Beyond Man presents as both a study of anti-Blackness within colonial Christianity and as a broader study of coloniality, race, and religion across several centuries. For example, Ellen Armour’s thought-provoking inquiry into the tension between seeing and believing in early Christianity and decolonizing photographic engagement shifts the reader’s focus from the Caribbean and Latin America to contemporary Syria, the Abu Ghraib prison, and the Standing Rock Sioux Reservation. Because the geographic, political, and religious scope of the collection can be unclear at times, the tensions between Afro-diasporic, Indigenous Latin American, and Middle Eastern approaches to decolonial practice and thought can feel slightly under-analyzed. What holds the work together, however, is its enduring commitment to the shared task of “seeking a philosophy that actively decolonizes thought” (25). In her short essay closing out the book, Amy Hollywood uses the thematic of loss and mourning (drawing on Sigmund Freud) to link the disparate legacies of religion, race, capitalism, and coloniality discussed in the volume. At the same time, Hollywood wisely refuses to try to reconcile the intractable role that positionality plays in shaping how different people—including the volume’s contributors and sources—imagine, think, and mourn.

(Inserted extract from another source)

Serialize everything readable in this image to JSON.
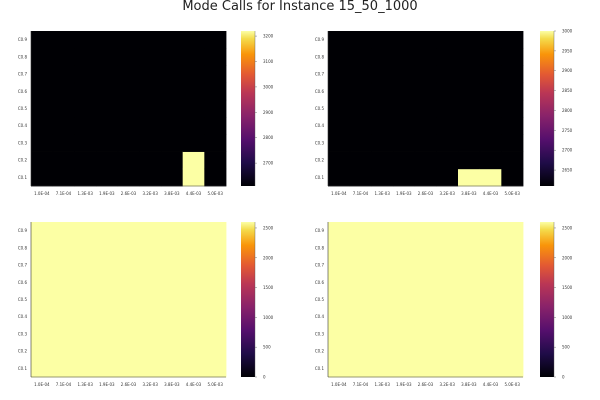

For me, the book most excels when the authors are using the religious and political past to explain how we arrived in the present. By historicizing fundamental concepts from across the humanities from a decolonial vantage point, the contributors show how colonial modes of thinking, believing, and behaving are inextricably entangled with modern religious, philosophical, political, social, and aesthetic life. This is what Devin Singh does in the volume’s first chapter, using a decolonial perspective to link modern secularization with the beginning of capitalism in late medieval Europe and, in turn, he locates the narrative origins of modern “indebted subjects” (34). Later, in a similar way, Eleanor Craig turns to the early colonial period in Latin America to track the colonial, theo-political invention of “human rights” by reading the Laws of Burgos as a work of moral philosophy. I found Singh’s and Craig’s analyses compelling, smart, and wholly convincing. Such in-depth analyses of political and religious discourse over time is paramount for research outside of religion, including my own field of modern and contemporary postcolonial literature.
The volume’s trenchant insights about philosophy of religion’s complicity with the colonial project, alongside the contributors’ innovative examples of how to do this type of critique differently, make Beyond Man a thought-provoking and valuable collection for anybody working in religion, history, Caribbean studies, and all subjects related to postcolonial and decolonial thought.
Anne Margaret Castro is an associate professor at Florida International University.